Non un semplice excursus storico, ma un racconto che mescola linguaggi: filmati d’archivio, interviste, scene recitate e riflessioni dello stesso Guerri. Al centro c’è Filippo Tommaso Marinetti – interpretato da Flavio Albanese – che guida lo spettatore dentro i temi chiave dell’avanguardia: la velocità, il culto della macchina, il nuovo ruolo della donna, la rivoluzione architettonica. Accanto a lui rivivono i grandi protagonisti: Carrà, Russolo, Boccioni, Severini, Balla e Adriana Bisi Fabbri.
La forza del documentario sta proprio nell’alternanza: tra il bianco e nero dei filmati d’epoca e i colori dei quadri di Balla e Boccioni, tra l’utopia delle città disegnate da Antonio Sant’Elia e le voci degli storici che ne spiegano l’impatto. L’effetto è quello di un mosaico che restituisce non solo la potenza visionaria del Futurismo, ma anche la sua contraddizione.

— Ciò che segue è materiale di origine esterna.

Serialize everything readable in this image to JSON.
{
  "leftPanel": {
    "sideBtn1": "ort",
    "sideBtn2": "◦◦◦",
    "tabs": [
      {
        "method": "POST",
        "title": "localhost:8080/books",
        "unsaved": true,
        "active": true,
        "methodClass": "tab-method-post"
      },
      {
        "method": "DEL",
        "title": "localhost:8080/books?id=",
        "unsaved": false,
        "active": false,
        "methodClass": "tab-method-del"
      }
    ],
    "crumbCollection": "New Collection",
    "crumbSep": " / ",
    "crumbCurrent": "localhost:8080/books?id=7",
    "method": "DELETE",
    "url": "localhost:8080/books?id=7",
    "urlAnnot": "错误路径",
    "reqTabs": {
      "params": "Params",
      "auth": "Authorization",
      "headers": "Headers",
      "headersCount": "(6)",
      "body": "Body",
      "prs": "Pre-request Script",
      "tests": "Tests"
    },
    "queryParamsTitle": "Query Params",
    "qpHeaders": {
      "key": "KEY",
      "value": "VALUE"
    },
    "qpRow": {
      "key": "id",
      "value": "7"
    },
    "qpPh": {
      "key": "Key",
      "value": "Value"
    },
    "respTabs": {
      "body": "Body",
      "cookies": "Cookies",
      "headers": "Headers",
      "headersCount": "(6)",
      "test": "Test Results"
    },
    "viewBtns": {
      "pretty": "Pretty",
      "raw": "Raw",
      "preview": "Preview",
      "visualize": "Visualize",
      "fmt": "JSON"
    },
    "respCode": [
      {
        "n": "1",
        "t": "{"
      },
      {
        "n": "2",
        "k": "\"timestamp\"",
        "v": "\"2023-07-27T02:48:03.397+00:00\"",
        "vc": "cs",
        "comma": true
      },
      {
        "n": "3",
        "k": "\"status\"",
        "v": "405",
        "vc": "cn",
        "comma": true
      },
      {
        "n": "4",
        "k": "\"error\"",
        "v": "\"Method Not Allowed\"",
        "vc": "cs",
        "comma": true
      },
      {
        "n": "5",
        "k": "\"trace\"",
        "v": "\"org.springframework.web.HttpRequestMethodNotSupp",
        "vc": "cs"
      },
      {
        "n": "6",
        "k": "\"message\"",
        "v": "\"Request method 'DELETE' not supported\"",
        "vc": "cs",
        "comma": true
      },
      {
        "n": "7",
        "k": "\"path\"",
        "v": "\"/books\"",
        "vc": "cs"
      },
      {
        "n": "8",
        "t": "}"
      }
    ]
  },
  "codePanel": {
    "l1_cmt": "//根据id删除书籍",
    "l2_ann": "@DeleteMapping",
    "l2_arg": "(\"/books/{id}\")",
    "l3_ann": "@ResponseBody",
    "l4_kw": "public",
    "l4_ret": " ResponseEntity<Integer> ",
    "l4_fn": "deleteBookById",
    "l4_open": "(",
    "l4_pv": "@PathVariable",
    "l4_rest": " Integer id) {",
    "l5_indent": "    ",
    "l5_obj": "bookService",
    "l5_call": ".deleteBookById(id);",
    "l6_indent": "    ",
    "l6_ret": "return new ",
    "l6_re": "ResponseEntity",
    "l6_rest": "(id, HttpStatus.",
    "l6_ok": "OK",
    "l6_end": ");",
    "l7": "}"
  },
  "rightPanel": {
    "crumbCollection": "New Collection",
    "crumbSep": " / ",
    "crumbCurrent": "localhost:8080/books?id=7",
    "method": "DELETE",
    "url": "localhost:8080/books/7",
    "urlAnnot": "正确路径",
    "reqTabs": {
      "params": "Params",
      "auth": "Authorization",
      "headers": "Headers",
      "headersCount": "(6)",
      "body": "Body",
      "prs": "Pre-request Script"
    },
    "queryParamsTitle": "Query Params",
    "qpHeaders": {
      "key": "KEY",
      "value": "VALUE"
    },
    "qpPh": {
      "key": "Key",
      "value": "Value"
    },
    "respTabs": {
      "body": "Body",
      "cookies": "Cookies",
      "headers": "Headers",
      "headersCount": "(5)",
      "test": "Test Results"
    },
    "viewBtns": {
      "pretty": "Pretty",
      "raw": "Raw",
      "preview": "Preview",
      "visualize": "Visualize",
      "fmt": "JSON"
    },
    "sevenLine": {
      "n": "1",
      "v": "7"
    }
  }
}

Perché il Futurismo non fu solo arte: fu un modo di guardare al mondo, una “caffeina” capace di anticipare scenari tecnologici e sociali che sarebbero arrivati molto più tardi – dal computer alla televisione, dal design moderno ai cambiamenti nei rapporti di genere.
Caffeina del mondo lo ricorda con chiarezza: quell’avanguardia, con tutte le sue ombre e ambiguità, ha cambiato per sempre il rapporto tra arte e vita. E la domanda che resta sospesa è inevitabile: di quell’energia, di quella fiducia cieca nel futuro, quanto ci appartiene ancora oggi?